The Big Bankroll by Leo Katcher

The Big Bankroll by Leo Katcher

Author:Leo Katcher
Language: eng
Format: epub
Publisher: Pickle Partners Publishing
Published: 2016-01-26T00:00:00+00:00


Chapter 14—He Popped Up Everywhere

If George Graham Rice did not coin the phrase “You can’t kill a sucker” he certainly proved it. Rice, originally Jacob Simon Herzig, was one of the most successful bucket-shop operators in history. He must have had a sense of humor for, after swindling investors of hundreds of thousands of dollars and serving a jail term, he wrote a book titled My Adventures with Your Money, and then returned to bucketeering for twenty more “successful” years.

Watson Washburn and Edmund DeLong, in their book, High and Low Financiers, expressed much the same conviction as Rice when they wrote, “The sucker is the eternal optimist.” They used official records to substantiate their case.

The word “sucker” identified customers of bucket shops in both instances.

No official total of bucket-shop “take” has ever been compiled. Nat J. Ferber, the New York American reporter who did more to expose bucketeers and their activities than any other newspaperman, estimated the take in his book, I Found Out as $6,000,000,000. His figures, however, included both cash extracted from suckers and the “value” of the securities they supposedly owned.
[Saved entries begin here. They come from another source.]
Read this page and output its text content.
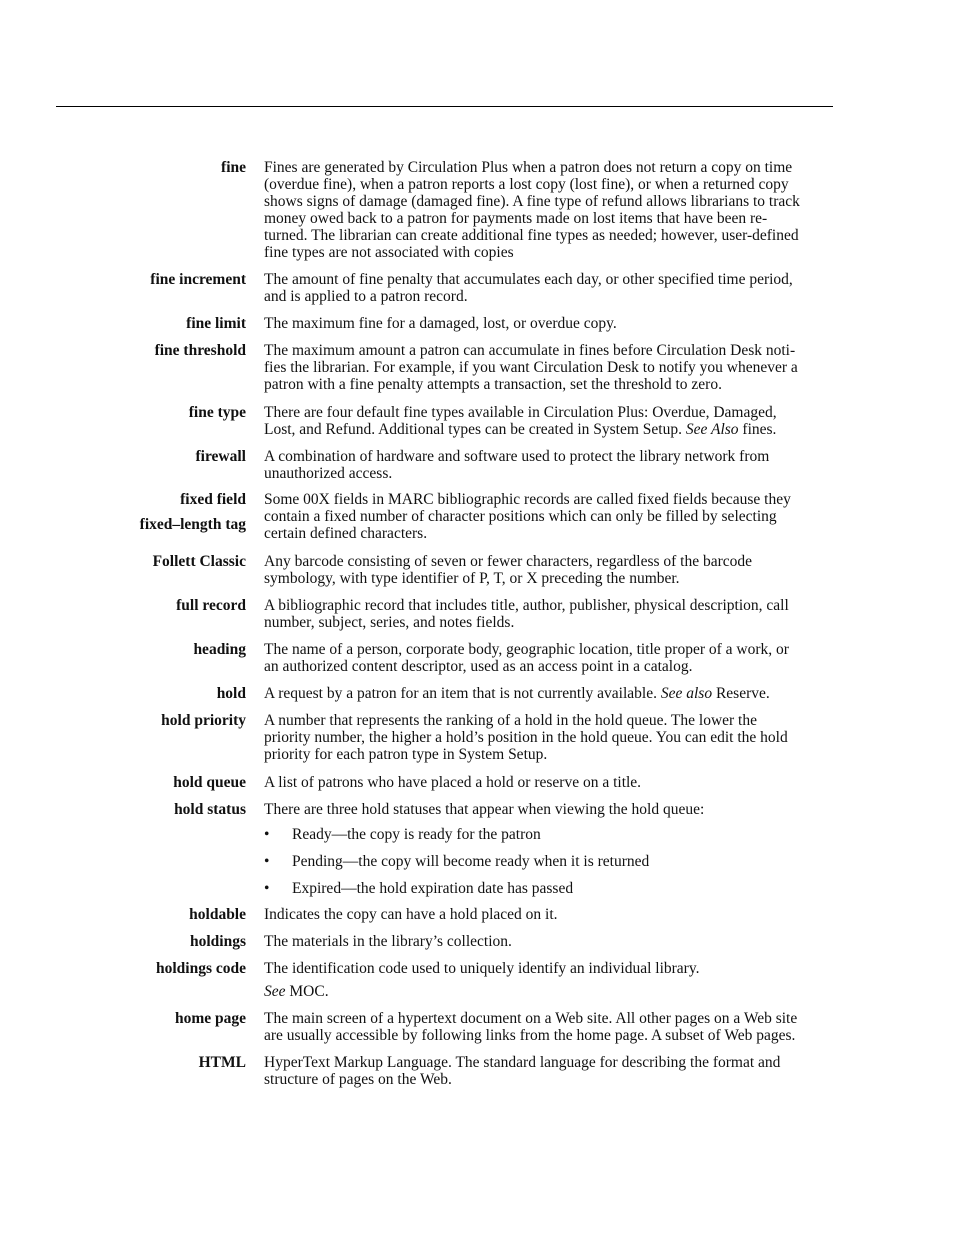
fine Fines are generated by Circulation Plus when a patron does not return a copy on time
(overdue fine), when a patron reports a lost copy (lost fine), or when a returned copy
shows signs of damage (damaged fine). A fine type of refund allows librarians to track
money owed back to a patron for payments made on lost items that have been re-
turned. The librarian can create additional fine types as needed; however, user-defined
fine types are not associated with copies
fine increment The amount of fine penalty that accumulates each day, or other specified time period,
and is applied to a patron record.
fine limit The maximum fine for a damaged, lost, or overdue copy.
fine threshold The maximum amount a patron can accumulate in fines before Circulation Desk noti-
fies the librarian. For example, if you want Circulation Desk to notify you whenever a
patron with a fine penalty attempts a transaction, set the threshold to zero.
fine type There are four default fine types available in Circulation Plus: Overdue, Damaged,
Lost, and Refund. Additional types can be created in System Setup. See Also fines.
firewall A combination of hardware and software used to protect the library network from
unauthorized access.
fixed field
fixed–length tag
Some 00X fields in MARC bibliographic records are called fixed fields because they
contain a fixed number of character positions which can only be filled by selecting
certain defined characters.
Follett Classic Any barcode consisting of seven or fewer characters, regardless of the barcode
symbology, with type identifier of P, T, or X preceding the number.
full record A bibliographic record that includes title, author, publisher, physical description, call
number, subject, series, and notes fields.
heading The name of a person, corporate body, geographic location, title proper of a work, or
an authorized content descriptor, used as an access point in a catalog.
hold A request by a patron for an item that is not currently available. See also Reserve.
hold priority A number that represents the ranking of a hold in the hold queue. The lower the
priority number, the higher a hold’s position in the hold queue. You can edit the hold
priority for each patron type in System Setup.
hold queue A list of patrons who have placed a hold or reserve on a title.
hold status There are three hold statuses that appear when viewing the hold queue:
• Ready—the copy is ready for the patron
• Pending—the copy will become ready when it is returned
• Expired—the hold expiration date has passed
holdable Indicates the copy can have a hold placed on it.
holdings The materials in the library’s collection.
holdings code The identification code used to uniquely identify an individual library.
See MOC.
home page The main screen of a hypertext document on a Web site. All other pages on a Web site
are usually accessible by following links from the home page. A subset of Web pages.
HTML HyperText Markup Language. The standard language for describing the format and
structure of pages on the Web.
This much is on the record. In New York State, in one five-year period, bucket shops went into bankruptcy owing their customers more than $212,000,000!

The bucket shop derives its name from those ancient markets where flour and grain were sold in buckets to the poor and needy. The wealthy could buy in larger amounts.

Bucket shops operated in all parts of the United States. They had their beginnings soon after the Civil War when railroad stocks were placed on the market and sold to thousands of investors. Such financiers as Daniel Drew, Jay Gould and Jim Fisk early set the standard for the bucketeers. They created artificial markets, issued public proclamations concerning; the value of their stocks, unloaded them at the same time they were doing this, and printed fresh stock as long as there was a demand.

This was larceny—but legal larceny.

By the turn of the century the bucket shops had become firmly entrenched. And they found themselves under attack not from the public but from more respectable brokerage houses. Many of these had started as bucket shops but, having prospered and found religion, the new converts got after their heathen brothers.

It took a third of a century for the legitimate brokerage houses, the New York Stock Exchange, and the big bankers who had connections with security houses to put the bucketeers out of business. When they did so. as the Black Committee which investigated Wall Street revealed, it was not a victory for the righteous over the wicked but for the stronger over the weaker.

The heyday of the bucketeers came during two periods, from about 1900 to 1907 and from 1917 until 1929. The bucketeers operated as successfully outside New York City as in it. The most successful had branch offices throughout the country.

The bucket shop was a cut-rate, bargain-basement securities supermarket. It operated on the layaway, or installment, plan, with very little down. Purchasers of stocks could buy on a margin as low as one point.